Okay, as a huge fan of both Starsector and Highfleet, and someone that thinks both games are exceptionally brilliant game design, and also someone who does game design, I had to make an account just to ramble on this.

Starsector's whole space-trading-and-combat-game thing lends itself to a much larger and fleshed out world - Starsector is, ultimately, a larger game. However, I feel that the argument that Starsector somehow has deeper combat is looking at Highfleet in Starsector's terms - damage types, weapon loadouts, shield/armor, fleet composition (or, well, the very existence of fleet combat), etc. Highfleet's real beauty, however, is in it's extremely fleshed-out survivability onion.



Starsector's strengths are numerous, but they lie almost entirely within the "don't be hit" and "don't be penetrated" layers. And while "mobility in 2D space" + "shield/armor/hull interactions with HE/Kinetic/Energy/Frag/EMP damage types" is a pretty deep exploration of those two layers, the others layers are still present and I still spend time with them. I just don't really have all that many consequential choices when dealing with them.

I think the most obvious comparison is in electronic warfare. Starsector's sensors are entirely abstracted away as a single system with two variables (sensor strength/profile) - which, though they add depth by interacting with each other, really just boil sensors down to "when can you see the enemy" and "when can the enemy see you". I'm not making all that many choices moment-to-moment. Meanwhile, Highfleet's four different systems (radar/IR/ELINT/visual) not only interact with themselves, but also each other - and they are always relevant and consequential in the strategic layer. At every moment in game, I am practicing radar discipline, triangulating ELINT signals, sending scout planes, and forming strike fleets that are capable of sudden strikes. If I pick up an IR signature, I can deduct from context whether it is likely to be a trade fleet, and then make the decision of either trying to intercept it in flight, where it can detect me unless I use highly specialized interceptor ships; or trying to follow it until it lands at a city and loses its detection advantages.

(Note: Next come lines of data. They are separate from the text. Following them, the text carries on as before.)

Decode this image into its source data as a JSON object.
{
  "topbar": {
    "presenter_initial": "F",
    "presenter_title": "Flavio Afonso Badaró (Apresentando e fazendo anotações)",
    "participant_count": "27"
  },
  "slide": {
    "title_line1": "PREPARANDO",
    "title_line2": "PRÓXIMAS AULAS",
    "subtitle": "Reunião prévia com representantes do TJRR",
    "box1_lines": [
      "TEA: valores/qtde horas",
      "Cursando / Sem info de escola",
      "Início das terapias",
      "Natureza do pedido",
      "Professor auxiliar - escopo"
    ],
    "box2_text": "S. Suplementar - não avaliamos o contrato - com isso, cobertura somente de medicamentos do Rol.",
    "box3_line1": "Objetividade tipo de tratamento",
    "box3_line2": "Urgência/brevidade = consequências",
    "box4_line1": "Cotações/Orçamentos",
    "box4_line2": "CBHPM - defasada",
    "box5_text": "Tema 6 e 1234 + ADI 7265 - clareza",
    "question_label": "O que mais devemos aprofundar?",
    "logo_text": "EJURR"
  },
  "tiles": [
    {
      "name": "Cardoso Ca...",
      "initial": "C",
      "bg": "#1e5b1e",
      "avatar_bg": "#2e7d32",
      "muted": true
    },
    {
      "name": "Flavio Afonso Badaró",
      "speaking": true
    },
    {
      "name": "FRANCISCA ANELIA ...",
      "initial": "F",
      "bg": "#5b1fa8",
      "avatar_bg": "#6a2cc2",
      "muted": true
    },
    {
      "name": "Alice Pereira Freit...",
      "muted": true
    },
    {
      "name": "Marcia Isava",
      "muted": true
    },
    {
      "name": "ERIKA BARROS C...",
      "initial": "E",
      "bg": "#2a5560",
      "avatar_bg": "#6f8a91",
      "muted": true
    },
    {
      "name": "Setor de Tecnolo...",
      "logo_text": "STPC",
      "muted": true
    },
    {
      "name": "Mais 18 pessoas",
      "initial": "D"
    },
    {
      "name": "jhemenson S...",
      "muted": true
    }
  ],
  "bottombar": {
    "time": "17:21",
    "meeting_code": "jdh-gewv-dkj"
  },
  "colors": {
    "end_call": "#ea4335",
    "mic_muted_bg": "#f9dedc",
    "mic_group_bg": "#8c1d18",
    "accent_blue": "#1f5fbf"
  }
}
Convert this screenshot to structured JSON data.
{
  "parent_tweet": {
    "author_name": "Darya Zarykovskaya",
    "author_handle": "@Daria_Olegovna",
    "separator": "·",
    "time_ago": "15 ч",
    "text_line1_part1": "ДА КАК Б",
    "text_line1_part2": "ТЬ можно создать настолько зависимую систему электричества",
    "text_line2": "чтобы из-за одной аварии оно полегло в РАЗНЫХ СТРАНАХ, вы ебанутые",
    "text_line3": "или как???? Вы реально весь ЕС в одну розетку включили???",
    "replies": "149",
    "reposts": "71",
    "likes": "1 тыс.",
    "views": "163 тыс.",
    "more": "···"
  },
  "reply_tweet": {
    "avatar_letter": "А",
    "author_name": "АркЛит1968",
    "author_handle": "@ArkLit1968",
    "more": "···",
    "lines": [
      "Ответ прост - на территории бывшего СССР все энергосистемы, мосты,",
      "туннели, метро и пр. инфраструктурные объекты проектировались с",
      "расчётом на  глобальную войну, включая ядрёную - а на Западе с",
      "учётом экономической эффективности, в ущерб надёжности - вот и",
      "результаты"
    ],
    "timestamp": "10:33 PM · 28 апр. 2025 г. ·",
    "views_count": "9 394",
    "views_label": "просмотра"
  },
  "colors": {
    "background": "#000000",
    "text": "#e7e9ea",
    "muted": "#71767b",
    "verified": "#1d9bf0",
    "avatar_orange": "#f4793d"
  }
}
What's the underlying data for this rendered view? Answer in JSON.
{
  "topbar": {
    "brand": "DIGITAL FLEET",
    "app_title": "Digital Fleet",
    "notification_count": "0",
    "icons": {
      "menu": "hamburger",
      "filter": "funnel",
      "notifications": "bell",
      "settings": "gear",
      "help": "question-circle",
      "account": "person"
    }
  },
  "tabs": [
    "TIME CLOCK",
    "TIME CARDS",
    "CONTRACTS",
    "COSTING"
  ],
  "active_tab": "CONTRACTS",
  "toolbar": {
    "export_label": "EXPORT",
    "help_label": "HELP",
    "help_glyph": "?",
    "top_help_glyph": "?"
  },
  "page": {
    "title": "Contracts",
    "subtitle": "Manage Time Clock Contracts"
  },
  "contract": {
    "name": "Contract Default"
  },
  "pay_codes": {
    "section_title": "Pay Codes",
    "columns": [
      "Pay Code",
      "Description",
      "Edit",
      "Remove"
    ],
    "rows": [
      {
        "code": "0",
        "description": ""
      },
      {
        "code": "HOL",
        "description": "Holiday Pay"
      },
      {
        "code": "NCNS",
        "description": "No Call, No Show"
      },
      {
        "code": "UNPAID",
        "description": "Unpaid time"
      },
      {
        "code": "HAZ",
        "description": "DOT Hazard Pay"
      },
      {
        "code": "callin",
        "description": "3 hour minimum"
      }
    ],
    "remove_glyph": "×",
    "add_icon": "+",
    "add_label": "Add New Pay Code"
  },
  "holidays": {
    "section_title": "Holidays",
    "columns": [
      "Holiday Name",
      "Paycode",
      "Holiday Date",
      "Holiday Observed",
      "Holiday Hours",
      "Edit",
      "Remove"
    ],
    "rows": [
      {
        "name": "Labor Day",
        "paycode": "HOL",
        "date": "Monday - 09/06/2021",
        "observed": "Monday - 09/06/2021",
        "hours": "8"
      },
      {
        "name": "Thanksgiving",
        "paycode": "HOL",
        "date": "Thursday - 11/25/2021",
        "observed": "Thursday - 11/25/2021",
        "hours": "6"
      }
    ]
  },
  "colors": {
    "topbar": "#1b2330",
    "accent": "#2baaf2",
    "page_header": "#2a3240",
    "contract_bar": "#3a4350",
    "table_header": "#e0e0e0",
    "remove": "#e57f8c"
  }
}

Don't get me wrong, I have ultimately enjoyed Starsector for more hours than Highfleet, and I would probably tentatively say I prefer the former to the latter, and these lessons of game design don't easily transfer from one game to the other. But I just wanted to bring attention to the one area where Highfleet really shines in its design.


Also - while I will admit to a subjective aesthetic preference of Highfleet's cold-war-punk semi-hard-scifi over Starsector's pew-pew laser guns, I will not defend the parts of Highfleet's UI/UX that are made by and for crab people.